The following slide shows the detailed cash flow comparison:

Forward Guidance

Despite the mixed Q1 results, Clean Harbors maintained its full-year 2025 guidance, projecting net income between $377 million and $428 million and Adjusted EBITDA between $1.15 billion and $1.21 billion. The company expects to generate between $430 million and $490 million in adjusted free cash flow for the year.

This guidance suggests management anticipates improved performance in the coming quarters, particularly in the Safety-Kleen segment where market conditions are expected to stabilize.

The detailed guidance is presented in the following slide:

Clean Harbors continues to execute its disciplined capital allocation strategy, focusing on organic growth investments, strategic acquisitions, share repurchases, and debt management.
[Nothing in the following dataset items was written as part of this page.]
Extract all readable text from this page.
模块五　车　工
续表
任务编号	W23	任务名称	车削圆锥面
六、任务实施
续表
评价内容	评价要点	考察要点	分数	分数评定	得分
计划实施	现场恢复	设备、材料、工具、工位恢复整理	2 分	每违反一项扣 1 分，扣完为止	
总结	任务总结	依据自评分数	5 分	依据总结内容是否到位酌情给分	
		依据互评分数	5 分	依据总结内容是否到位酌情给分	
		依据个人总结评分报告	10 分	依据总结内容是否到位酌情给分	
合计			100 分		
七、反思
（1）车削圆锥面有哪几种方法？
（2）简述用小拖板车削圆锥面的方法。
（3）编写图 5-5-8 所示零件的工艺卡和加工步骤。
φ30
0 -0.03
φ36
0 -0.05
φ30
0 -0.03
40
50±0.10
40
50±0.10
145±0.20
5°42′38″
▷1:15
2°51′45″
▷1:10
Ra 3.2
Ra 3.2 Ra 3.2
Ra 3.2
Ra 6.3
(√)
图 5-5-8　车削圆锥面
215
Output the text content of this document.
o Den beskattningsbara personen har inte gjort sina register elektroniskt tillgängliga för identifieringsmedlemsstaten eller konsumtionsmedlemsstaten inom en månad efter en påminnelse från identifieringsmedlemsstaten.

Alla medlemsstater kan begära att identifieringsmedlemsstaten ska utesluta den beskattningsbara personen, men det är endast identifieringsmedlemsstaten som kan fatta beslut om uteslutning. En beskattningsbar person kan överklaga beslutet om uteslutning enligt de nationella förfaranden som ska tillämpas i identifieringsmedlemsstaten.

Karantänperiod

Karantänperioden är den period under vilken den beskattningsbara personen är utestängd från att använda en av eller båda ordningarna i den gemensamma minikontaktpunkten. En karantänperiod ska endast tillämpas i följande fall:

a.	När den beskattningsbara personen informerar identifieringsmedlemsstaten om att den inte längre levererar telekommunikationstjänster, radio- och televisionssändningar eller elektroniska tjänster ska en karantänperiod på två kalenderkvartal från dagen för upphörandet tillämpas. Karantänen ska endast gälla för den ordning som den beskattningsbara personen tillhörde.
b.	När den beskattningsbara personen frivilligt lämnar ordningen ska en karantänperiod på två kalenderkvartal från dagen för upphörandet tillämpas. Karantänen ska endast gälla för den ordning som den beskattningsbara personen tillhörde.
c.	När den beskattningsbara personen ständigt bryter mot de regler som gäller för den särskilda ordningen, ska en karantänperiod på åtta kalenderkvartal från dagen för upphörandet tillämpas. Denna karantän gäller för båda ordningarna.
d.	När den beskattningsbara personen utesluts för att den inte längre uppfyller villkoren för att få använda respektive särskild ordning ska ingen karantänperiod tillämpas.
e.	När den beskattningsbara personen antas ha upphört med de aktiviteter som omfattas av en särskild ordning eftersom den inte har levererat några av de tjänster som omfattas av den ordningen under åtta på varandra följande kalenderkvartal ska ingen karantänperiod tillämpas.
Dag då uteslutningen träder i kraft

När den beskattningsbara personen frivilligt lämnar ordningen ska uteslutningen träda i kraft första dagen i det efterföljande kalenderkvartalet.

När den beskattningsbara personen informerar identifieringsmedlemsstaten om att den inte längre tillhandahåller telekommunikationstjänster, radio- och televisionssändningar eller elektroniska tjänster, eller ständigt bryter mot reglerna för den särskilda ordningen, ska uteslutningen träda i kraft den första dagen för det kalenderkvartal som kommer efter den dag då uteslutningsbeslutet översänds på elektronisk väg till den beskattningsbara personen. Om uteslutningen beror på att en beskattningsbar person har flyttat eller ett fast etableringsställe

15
The company highlighted its ongoing investment in the Phoenix Hub expansion, with $15 million allocated for 2025.

Market Reaction and Conclusion

The market’s initial reaction to Clean Harbors’ Q1 2025 results was cautious, with the stock trading down 2.24% in pre-market activity. This follows a pattern similar to the Q4 2024 results, which saw a 4.14% decline despite beating earnings expectations.

Investors appear concerned about the company’s profitability trajectory, particularly the declining net income and EPS despite revenue growth. However, the maintained full-year guidance suggests management confidence in the company’s ability to improve performance throughout the remainder of 2025.

Clean Harbors’ Environmental Services segment continues to demonstrate resilience and growth, while the Safety-Kleen segment faces ongoing market challenges that may require additional strategic adjustments. The company’s strong balance sheet and commitment to shareholder returns through share repurchases provide some stability amid these mixed results.

As Clean Harbors progresses through 2025, investors will likely focus on whether the company can deliver the improved performance implied by its maintained guidance, particularly regarding margin recovery and accelerated cash flow generation in the coming quarters.